В удостоверении была еще одна фотка сказочной красоты и написано большими буквами, что Самгина Екатерина является сотрудником телекомпании такой-то.
— Очень хорошо, — похвалил Максим Вавилов и захлопнул ее удостоверение прямо у нее в ладони. Она удивленно посмотрела на свою руку. — Значит, вы учитесь в Останкине, а здесь снимаете. Бомбила вас привез, вы вылезли, и дальше что?
— И я пошла к подъезду. Вон, где ваши коллеги.., смеются.
Максим Вавилов оглянулся. Мужики рассматривали что-то у подъезда пятиэтажки, выходившей фасадом прямо на Сиреневый бульвар.
— Он под лавочкой лежал, понимаете? Как будто сидел и упал, и я сразу вам позвонила, как только поняла, что он.., неживой. Я сначала думала, что он сумасшедший или.., или… Я испугалась очень.
И тут она заплакала.
— Успокойтесь, успокойтесь, — равнодушно пробормотал Максим Вавилов. — Разберемся.
Прямо перед подъездом, ногами под щелястой крашеной лавкой, щекой на заплеванном асфальте, лежал труп. Даже в свете единственного фонаря было совершенно понятно, что это труп, он и в синеву уже немного пошел, из чего старший оперуполномоченный сделал вывод, что труп даже и не сегодняшний. Примерно позавчерашний такой труп.
И был он совершенно голый.
Екатерина Михайловна, питерская журналистка, издавала жалобные всхлипы, а Максим Вавилов вдруг сильно встревожился.
— Мужики, — сказал он, моментально позабыв про Екатерину Михайловну. — Никак на нашей территории маньяк объявился!
— Тьфу на тебя. Макс!
— Да у него наручники на руках! Вы чего?! Ослепли, мать вашу?!
Стало тихо, как на похоронах, и лейтенант Бобров ногой приподнял деревянное, синее, твердое, бывшее когда-то человеческим тело.
— Наручники, мужики. Глядите!
— И чего делать?
— Оперов с Петровки вызывать, чего делать!..
— А как его.., того?..
— Да удушение!

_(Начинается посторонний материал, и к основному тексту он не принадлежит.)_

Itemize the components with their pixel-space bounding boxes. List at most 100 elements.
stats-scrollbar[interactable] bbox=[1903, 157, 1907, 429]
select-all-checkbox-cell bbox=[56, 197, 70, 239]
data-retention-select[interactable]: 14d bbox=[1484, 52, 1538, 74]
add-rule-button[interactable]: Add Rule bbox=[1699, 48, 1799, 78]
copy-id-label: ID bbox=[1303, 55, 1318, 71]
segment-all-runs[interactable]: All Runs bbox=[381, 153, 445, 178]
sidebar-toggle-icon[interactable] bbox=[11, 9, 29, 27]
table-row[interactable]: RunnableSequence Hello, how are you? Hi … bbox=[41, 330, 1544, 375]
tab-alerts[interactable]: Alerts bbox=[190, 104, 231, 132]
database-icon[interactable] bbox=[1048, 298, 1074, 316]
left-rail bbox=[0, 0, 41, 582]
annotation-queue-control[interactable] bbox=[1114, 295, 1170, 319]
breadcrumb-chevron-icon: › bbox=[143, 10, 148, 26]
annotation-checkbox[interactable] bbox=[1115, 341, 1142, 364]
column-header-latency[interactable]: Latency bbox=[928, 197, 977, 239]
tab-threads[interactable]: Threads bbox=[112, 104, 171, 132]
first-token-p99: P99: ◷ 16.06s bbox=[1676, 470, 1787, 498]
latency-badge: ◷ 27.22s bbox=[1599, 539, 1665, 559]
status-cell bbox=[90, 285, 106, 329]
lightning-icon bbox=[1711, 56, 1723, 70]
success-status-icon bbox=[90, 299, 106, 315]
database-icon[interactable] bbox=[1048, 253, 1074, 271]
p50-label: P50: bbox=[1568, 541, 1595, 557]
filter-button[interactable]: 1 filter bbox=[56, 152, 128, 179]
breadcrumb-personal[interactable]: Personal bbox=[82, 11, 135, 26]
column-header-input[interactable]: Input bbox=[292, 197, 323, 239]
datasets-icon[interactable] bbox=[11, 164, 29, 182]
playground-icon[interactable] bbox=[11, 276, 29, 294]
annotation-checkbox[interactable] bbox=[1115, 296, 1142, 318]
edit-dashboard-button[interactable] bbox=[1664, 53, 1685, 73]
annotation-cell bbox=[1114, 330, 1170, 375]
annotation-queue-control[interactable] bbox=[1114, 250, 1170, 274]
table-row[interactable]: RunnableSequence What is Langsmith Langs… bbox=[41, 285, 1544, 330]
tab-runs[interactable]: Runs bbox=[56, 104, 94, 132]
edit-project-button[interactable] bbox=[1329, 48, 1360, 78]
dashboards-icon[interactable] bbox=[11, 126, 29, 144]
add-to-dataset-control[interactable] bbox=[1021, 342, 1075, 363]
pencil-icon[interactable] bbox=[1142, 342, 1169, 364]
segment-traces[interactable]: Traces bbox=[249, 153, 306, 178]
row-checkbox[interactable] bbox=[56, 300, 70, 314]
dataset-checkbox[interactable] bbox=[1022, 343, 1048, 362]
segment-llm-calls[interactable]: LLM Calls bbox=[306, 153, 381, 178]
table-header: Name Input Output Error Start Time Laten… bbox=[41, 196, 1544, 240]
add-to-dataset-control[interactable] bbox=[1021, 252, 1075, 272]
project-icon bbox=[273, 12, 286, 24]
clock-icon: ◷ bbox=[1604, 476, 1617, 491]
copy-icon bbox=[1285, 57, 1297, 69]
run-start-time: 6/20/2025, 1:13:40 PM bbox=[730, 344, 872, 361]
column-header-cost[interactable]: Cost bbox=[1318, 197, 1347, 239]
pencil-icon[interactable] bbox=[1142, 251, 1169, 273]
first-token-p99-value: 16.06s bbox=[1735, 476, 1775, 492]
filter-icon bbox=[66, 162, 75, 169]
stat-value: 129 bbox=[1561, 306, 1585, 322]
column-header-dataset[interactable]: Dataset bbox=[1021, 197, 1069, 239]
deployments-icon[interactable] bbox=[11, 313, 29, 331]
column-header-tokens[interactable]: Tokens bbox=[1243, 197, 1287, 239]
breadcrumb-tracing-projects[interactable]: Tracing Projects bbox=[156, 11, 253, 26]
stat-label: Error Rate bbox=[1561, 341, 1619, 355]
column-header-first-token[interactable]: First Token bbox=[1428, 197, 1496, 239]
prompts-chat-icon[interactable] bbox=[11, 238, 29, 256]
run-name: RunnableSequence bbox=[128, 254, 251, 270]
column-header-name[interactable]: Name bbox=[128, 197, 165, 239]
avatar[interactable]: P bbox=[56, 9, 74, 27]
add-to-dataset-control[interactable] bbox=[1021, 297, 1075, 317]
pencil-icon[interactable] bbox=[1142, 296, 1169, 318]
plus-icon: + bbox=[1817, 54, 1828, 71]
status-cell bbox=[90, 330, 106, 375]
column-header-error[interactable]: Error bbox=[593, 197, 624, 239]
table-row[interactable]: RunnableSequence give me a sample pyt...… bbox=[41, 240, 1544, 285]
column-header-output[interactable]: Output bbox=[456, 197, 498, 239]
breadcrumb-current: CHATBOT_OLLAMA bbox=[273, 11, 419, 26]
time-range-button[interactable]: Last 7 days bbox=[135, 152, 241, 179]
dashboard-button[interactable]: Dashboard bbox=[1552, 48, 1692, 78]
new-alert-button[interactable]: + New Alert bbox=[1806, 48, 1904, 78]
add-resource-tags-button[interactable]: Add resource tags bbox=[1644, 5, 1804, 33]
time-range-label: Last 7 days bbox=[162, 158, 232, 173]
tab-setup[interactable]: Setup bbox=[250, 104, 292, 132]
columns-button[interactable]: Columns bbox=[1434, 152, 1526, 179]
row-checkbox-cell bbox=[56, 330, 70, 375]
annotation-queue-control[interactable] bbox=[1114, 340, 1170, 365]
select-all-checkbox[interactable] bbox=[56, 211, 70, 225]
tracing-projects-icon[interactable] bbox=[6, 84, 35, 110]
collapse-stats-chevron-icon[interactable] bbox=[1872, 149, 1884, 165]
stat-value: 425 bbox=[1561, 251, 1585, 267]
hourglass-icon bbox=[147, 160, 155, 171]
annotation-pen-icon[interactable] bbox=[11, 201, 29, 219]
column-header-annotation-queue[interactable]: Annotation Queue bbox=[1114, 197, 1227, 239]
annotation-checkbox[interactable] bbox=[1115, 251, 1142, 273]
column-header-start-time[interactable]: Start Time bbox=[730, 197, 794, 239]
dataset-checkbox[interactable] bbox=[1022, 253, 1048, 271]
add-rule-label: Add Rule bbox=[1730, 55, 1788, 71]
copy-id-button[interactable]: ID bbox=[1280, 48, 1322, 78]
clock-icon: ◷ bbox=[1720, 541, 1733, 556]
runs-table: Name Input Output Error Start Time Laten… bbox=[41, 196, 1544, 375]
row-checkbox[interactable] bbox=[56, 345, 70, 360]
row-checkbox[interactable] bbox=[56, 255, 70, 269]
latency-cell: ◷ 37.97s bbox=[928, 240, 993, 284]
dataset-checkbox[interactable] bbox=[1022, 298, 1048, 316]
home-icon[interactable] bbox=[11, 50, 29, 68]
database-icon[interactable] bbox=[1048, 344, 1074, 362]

Синий весь, и язык вывален. И шея вон порвана. Вроде порвана, да, посмотри. Макс?
Максим Вавилов нагнулся и посмотрел и вдруг быстро отошел к краю тротуара и завертел головой сначала налево, а потом направо.
— Макс, ты чего?
— Да так…
— А чего ты смотришь-то?!
— Фонарь тут только один горит, во-он там, откуда мы пришли. А потом до самого перекрестка никаких фонарей нету. Где свидетельница? Свидетельница, вы где?
— Только что тут была. Куда ж она подевалась?..
Свидетельницу рвало в кустах так, что слышно было даже отсюда.
Оперативники отвернулись — из деликатности, — и лейтенант Бобров сказал нечто в том духе, что не повезло дамочке.
— Ты бы сгонял в палатку пока, — предложил Максим Вавилов лейтенанту. — Вон на той стороне светится!
— А чего купить-то?
— Ну, воды купи. Сигарет мне купи, где-то у меня сотня была…
— Понял, сейчас сгоняю.
— Да подожди ты! Палатка круглосуточная, может, там кто чего видел, или останавливался кто возле них…
— Понял, шеф, сейчас!
Шеф, подумал Максим Вавилов вяло. Какой я тебе шеф!.. Я такая же водовозная кляча, как и ты! А «шеф» в детективных романах про русский сыск все больше бывает. Там всегда есть «шеф», блестящий и удачливый профессионал, игрок, кутила, бретер и скандалист, и «простак», юнкер, который смотрит ему в рот и своим тупоумием оттеняет искрометность начальнического умища.
— Звонить на Петровку-то, Макс?
— Валяй, звони. А я пока со свидетельницей…
— А давай наоборот! Давай я со свидетельницей, а ты на Петровку!
— Валяй наоборот.
— Макс, ты че? Я шучу же!
— И я шучу. Давайте пока заграждение натяните, труповозку вызывайте, они как раз к утру приедут, а нам бы труп сдать, пока жильцы на работу не повалили. Ну, чего стоите-то?!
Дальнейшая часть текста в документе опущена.